Imagine that life is a sequence of car races, and you are the driver of a sports car.
For various reasons, you keep consistently losing races, and you want to fix this. Losing races consistently is making you anxious and depressed a lot of the time!!
There are three factors at work it seems:
1. Your car has its own design strengths and design flaws;
2. Your driving skills had better allow for adjustments to leverage the strengths and compensate for the flaws in your specific vehicle, and sometimes they really don't;
3. There is a "fly-by-wire" computer chip that uses automated programs to interpret your driving commands into making your car do certain things in specific circumstances, and some of the subprograms do the wrong thing at the wrong time no matter how you drive.

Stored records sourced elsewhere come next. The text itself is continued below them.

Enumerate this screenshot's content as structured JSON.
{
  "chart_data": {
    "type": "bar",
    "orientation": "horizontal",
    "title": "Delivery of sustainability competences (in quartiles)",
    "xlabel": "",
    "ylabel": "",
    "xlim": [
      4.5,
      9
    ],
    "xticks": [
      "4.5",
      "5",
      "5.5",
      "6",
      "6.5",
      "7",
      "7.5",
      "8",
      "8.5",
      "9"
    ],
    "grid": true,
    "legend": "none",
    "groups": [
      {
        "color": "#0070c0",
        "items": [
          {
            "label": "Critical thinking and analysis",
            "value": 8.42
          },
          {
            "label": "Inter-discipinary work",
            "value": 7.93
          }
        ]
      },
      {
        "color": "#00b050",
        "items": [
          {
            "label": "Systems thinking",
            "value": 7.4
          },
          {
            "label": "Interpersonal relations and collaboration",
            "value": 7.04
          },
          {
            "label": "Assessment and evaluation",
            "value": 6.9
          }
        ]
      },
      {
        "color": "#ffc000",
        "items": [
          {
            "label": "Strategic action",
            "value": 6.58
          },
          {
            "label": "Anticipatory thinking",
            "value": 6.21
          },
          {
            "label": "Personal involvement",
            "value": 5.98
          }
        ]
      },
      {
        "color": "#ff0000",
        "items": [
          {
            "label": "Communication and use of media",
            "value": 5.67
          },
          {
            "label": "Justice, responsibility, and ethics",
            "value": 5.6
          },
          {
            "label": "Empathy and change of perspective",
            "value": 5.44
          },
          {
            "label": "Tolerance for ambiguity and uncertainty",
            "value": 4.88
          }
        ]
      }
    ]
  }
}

I have tried meds. They are like say, increasing your cars' breaking strength or transmission variability or engine power, all the time. In practice I find this solves one problem, only to create a new one which is as bad as the original problem. I've been at this for 19 years and I have never found anything that solves more problems than it creates. That's why I don't use meds anymore and don't miss them, as they feel almost like making too many radical low-level adjustments to my car's mechanics and electrical system. That works great for some cars, it doesn't really solve much with mine at the end of the day.

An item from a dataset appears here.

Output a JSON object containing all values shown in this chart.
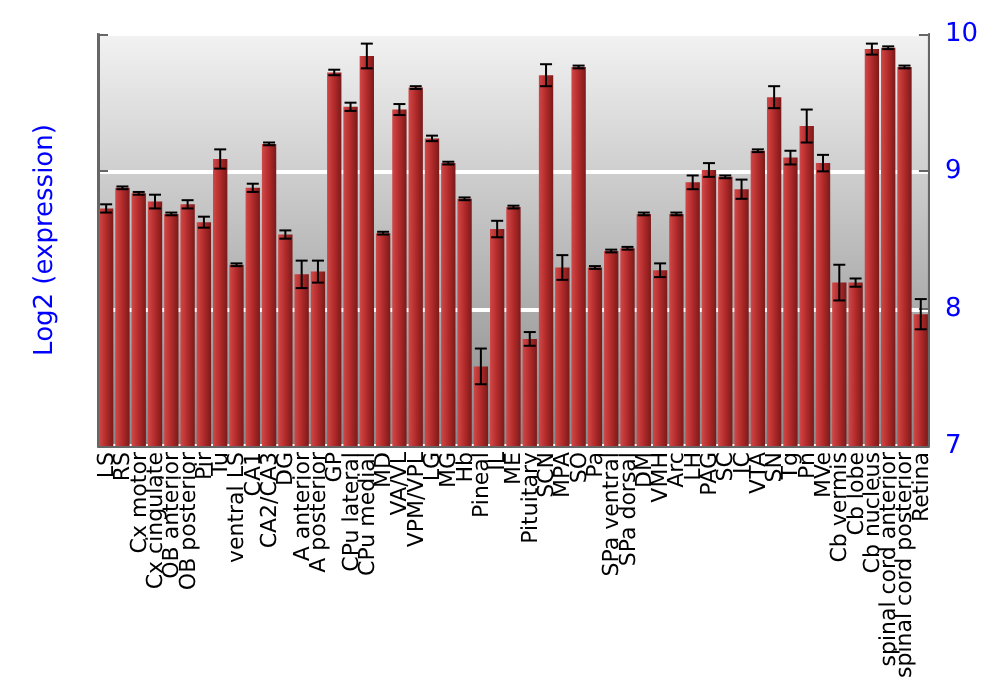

My car's computer chip and my driving method seem to have a LOT of subtle little problems. That's the thing - no major maladjustment, but a laundry list of smaller situational ones that in the aggregate make me feel like my high end Maserati is driving like a dump truck with 200,000 miles on the odometer. I've been told there's nothing massively wrong with the chip or my driving, but they just don't cooperate well in too many specific situations.
The thing is, how on earth do I alter my driving and reprogram that chip WITHIN MY LIFETIME(!)?

I desperately need some formula for organizing and accelerating that process. Therapy and aggressive self-help has defined the problem well, I think. What neither has done is create an adequate methodology for permanently solving it. I'm excited and guardedly optimistic about finding one, but confused as to what to do next.